« Il paraît que notre président est appareillé », lance ingénument le chat Sénéchal ; « Quoi ? Le président est un ancien yé-yé ? », rétorque, dubitatif, le chien Cubitus. Sous le dessin signé par l'auteur de BD Dupa, le slogan du groupe d'audioprothésistes Entendre met dans le mille : « Mal entendre, ça se voit. »
Publié par « le Journal du Dimanche », « Libération » et « le Figaro », cette publicité entraîne un bruyant retentissement médiatique.
« Mercredi dernier, à 7 heures du matin, raconte Marie-Christine Laurent, j'ai entendu à la radio un écho sur l'article de "l'Express" qui révélait les problèmes auditifs de Jacques Chirac et signalait que l'oreille gauche du président était discrètement appareillée. Pour nous qui menons campagne depuis des années contre les tabous dont sont victimes les malentendants, il y avait là une occasion à saisir », explique la directrice de ce réseau de professionnels indépendants, qui regroupe également les opticiens Krys.
Le rebond fut immédiat : quelques heures plus tard, l'agence publicitaire Colorado réalisait le visuel qui s'étalait deux jours après dans les journaux.
Depuis, radios, télés, agences de presse relayent la campagne. L'approche opportuniste paie donc, « sans compromettre notre réputation éthique », insistent les responsables d'Entendre, qui, emportés par leur conviction que les préjugés sur l'âge et sur l'esthétique des appareils privent les Français d'une aide pourtant bien utile, déplorent, justement, la discrétion élyséenne.
Selon Europe 1, ce souci de discrétion aurait même conduit Jacques Chirac à aller se faire équiper chez des spécialistes canadiens. Mais l'océan Atlantique n'aura pas suffi à engloutir l'affaire.
Secret médical
« Ne serait-ce pas l'occasion, cependant, de clarifier une bonne fois pour toutes la communication autour de la santé présidentielle ? » demande l'hebdomadaire par qui l'information est quand même arrivée. C'est que, si la surdité et son traitement relèvent sans doute encore du tabou, l'information sur la santé du chef de l'Etat fait l'objet d'un interdit non moins vivace.
Après les cas de Georges Pompidou et de François Mitterrand et de ce qu'il faut bien considérer aujourd'hui comme un mensonge d'Etat, le candidat Jacques Chirac se l'était tenu pour dit dès sa campagne de 1995 : le secret médical l'emporte sur tout autre considération. Comme le déclarait au « Quotidien » (le 3 avril 2002) l'un de ses médecins, sous le sceau de l'anonymat, ce « secret médical est plus fort que le goût du public d'être informé sur tout et sur tous.
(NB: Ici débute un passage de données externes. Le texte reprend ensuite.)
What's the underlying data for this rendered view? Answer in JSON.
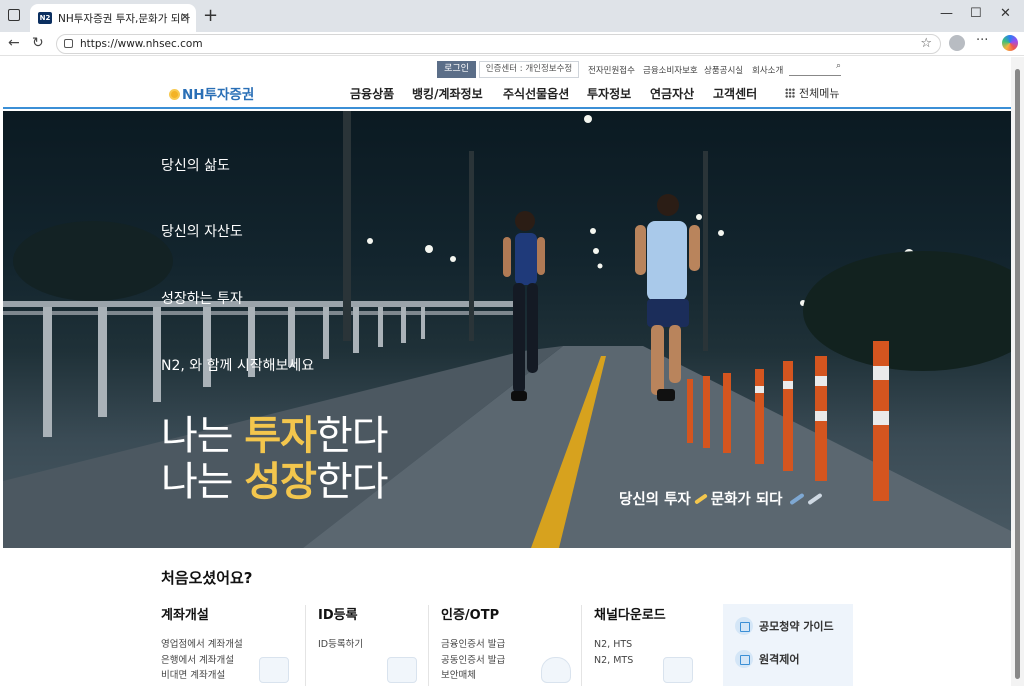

Mieux vaut le silence qu'un bulletin bidon. Il n'y a pas de solution satisfaisante qui puisse être codifiée ».
Pas même la solution préconisée par le Pr Guy Vallancien, qui, dans un rapport rédigé en 1996, avait suggéré que le président soit régulièrement examiné par un collège d'experts indépendants. « J'avais proposé, explique-t-il, que les conclusions médicales soient non pas rendues publiques, mais transmises au Conseil constitutionnel, lequel Conseil statuerait au final, le cas échéant, sur un éventuel empêchement, sans aucune interférence avec le respect dû à la vie privée, fût-ce celle du président de la République. »
Dans le cas présent, la boîte de Pandore sur la santé présidentielle est entrouverte sur un sujet bien innocent, qui ne met rien de conséquent en jeu, ni pour la santé du président, ni pour la bonne marche de la présidence. Mais l'occasion, sans risque, de lever un coin du voile ne semble pas avoir été saisie par les communicants de la présidence.